For the full legal due diligence framework, our how to verify property ownership guide covers the title deed chain, mutation, and khata verification. And our legal checklist before buying property guide shows how the EC fits into the full pre-purchase documentation sequence.
What is Non-Encumbrance Certificate EC: Form 15, Form 16 and Online FAQs
1. What is a non-encumbrance certificate in India?
A non-encumbrance certificate (Nil EC / Form 16) is issued by the Sub-Registrar’s office when a search of property records for a specified period reveals no registered transactions. It is the strongest confirmation that the property is free from registered financial liabilities for the period searched.
2. What is the difference between Form 15 and Form 16 EC?
Form 15 is issued when registered transactions are found, listing them chronologically. Form 16 (Nil EC) is issued when no transactions are found. Form 15 does not mean a problem exists; the buyer must verify the chain is clean with no open mortgages.
3. What is executant and claimant in an encumbrance certificate?
Executant is the party who signs the document (seller in a sale deed, borrower in a mortgage). Claimant is the party who receives the benefit (buyer in a sale deed, bank in a mortgage).
4. What do PL, AY, RR, and RE mean in an encumbrance certificate?
These codes are used in Tamil Nadu EC records: PL = Patta Ledger, AY = Adangal Yajamani, RR = Register of Revenue, RE = Reconveyance Entry. They are record-type identifiers to be interpreted by a locally registered lawyer familiar with TNREGINET records.
5. How do I get an encumbrance certificate online?
Tamil Nadu: tnreginet.gov.in. Karnataka: kaveri.karnataka.gov.in. Telangana: registration.telangana.gov.in. Maharashtra: igrmaharashtra.gov.in. For high-value transactions, obtain the physical certified EC from the Sub-Registrar’s office.
6. How many years of EC should I request?

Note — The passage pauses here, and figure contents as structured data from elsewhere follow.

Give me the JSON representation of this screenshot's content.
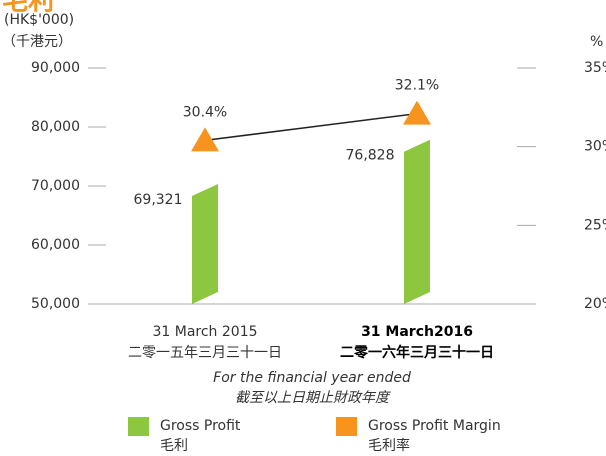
{
  "chart_data": {
    "type": "bar_line",
    "title": "毛利",
    "y_label": "(HK$'000)",
    "y_label_zh": "（千港元）",
    "y2_label": "%",
    "x_label": "For the financial year ended",
    "x_label_zh": "截至以上日期止財政年度",
    "categories": [
      "31 March 2015",
      "31 March2016"
    ],
    "categories_zh": [
      "二零一五年三月三十一日",
      "二零一六年三月三十一日"
    ],
    "series": [
      {
        "name": "Gross Profit",
        "name_zh": "毛利",
        "color": "#8dc63f",
        "type": "bar",
        "values": [
          69321,
          76828
        ],
        "value_labels": [
          "69,321",
          "76,828"
        ]
      },
      {
        "name": "Gross Profit Margin",
        "name_zh": "毛利率",
        "color": "#f7941d",
        "type": "line",
        "axis": "y2",
        "values": [
          30.4,
          32.1
        ],
        "value_labels": [
          "30.4%",
          "32.1%"
        ]
      }
    ],
    "ylim": [
      50000,
      90000
    ],
    "yticks": [
      {
        "value": 50000,
        "label": "50,000"
      },
      {
        "value": 60000,
        "label": "60,000"
      },
      {
        "value": 70000,
        "label": "70,000"
      },
      {
        "value": 80000,
        "label": "80,000"
      },
      {
        "value": 90000,
        "label": "90,000"
      }
    ],
    "y2lim": [
      20,
      35
    ],
    "y2ticks": [
      {
        "value": 20,
        "label": "20%"
      },
      {
        "value": 25,
        "label": "25%"
      },
      {
        "value": 30,
        "label": "30%"
      },
      {
        "value": 35,
        "label": "35%"
      }
    ]
  }
}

Minimum 15 years, ideally 30 years. A mortgage from 2001 not formally discharged will show in a 30-year EC but not in a 5-year EC. Most banks require at least 15 years before lending against a resale property.
7. What does a bank closure letter have to do with the EC?
A bank closure letter confirms the loan is repaid internally. The registered release deed is the bank’s formal discharge of the mortgage charge at the Sub-Registrar’s office. Without the registered release deed, the mortgage still appears in the EC even if the loan is repaid.
8. Can I buy a property if the EC shows an open mortgage?
Not safely. The seller must obtain and register the release deed from the bank first. Only after the release deed is registered should the EC be re-searched. Proceed only when the re-search returns a Nil EC or a Form 15 where the release deed is the final entry.